Dot.: Ludzkie zachowania i poglądy, które dziwią. Część 7
Wracając do domu spotkałam kumpla. Zapaliliśmy, pogadaliśmy, poszliśmy kawałek razem i spotkałam koleżankę. Koleżanka i kumpel się nie znają. Przedstawiłam ich sobie itd. i kumpel zaczął ją podrywać. Zaproponował jej pójście na kawę. Dziewczyna odpowiedziała, że to chyba nie jest najlepszy pomysł. Moim zdaniem ładnie odpowiedziała, delikatnie dała do zrozumienia, że nie i mi osobiście by to wystarczyło. Ale nie kumplowi... Zaczął naciskać, dopytywać "A co? Masz chłopaka?", ona zaprzeczyła ale on się upierał jak debil, że na pewno ma chłopaka i dlatego nie może z nim iść. Ona w końcu się zirytowała i powiedziała, że jak najbardziej może ale nie chce, pożegnała się ze mną i poszła.
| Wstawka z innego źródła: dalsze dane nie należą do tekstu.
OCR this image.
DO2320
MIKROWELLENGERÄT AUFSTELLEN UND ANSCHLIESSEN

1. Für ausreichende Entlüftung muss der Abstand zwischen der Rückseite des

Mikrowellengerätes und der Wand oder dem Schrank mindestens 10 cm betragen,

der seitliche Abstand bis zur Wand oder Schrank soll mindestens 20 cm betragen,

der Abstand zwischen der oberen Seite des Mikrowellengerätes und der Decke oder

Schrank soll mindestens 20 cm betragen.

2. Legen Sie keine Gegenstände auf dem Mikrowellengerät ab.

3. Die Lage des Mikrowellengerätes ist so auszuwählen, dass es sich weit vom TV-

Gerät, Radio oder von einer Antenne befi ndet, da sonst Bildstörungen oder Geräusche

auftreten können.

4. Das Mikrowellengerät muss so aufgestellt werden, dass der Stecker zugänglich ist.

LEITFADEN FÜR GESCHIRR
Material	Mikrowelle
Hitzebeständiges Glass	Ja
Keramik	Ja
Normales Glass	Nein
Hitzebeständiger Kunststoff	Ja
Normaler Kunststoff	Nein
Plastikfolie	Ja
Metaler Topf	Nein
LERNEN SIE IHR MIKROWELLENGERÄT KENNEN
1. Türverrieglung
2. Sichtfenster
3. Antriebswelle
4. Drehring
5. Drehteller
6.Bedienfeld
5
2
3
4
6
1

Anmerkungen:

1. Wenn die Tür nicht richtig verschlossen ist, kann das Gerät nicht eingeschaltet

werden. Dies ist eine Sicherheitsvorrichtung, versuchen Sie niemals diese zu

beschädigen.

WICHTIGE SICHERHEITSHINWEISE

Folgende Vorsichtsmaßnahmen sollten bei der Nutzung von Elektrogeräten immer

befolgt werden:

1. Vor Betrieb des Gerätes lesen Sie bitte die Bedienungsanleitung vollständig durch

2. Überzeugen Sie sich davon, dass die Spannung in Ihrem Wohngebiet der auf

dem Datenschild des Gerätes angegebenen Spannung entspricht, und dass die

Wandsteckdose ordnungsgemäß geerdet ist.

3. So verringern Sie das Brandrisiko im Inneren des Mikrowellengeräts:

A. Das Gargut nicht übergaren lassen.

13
Kumpel odprowadził mnie do domu i cały czas mi tłumaczył, że ona NA PEWNO ma chłopaka, normalnie wmawianie dziecka w brzuch. Zapytałam go czy nie bierze pod uwagę tego, że może się jej zwyczajnie nie podobać i spotkałam się z tak szczerym szokiem i niedowierzaniem, że opadły mi ręce z siatami.
Rozumiem, że było mu głupio, dostał kosza przy mnie, niefajnie. Chociaż ja też nie raz dostałam kosza przy ludziach i przeżyłam, ba, zachowałam klasę. Rozumiem, że musiał mi koniecznie wmówić (i sobie pewnie też), że to nie z powodu jego aparycji czy zachowania.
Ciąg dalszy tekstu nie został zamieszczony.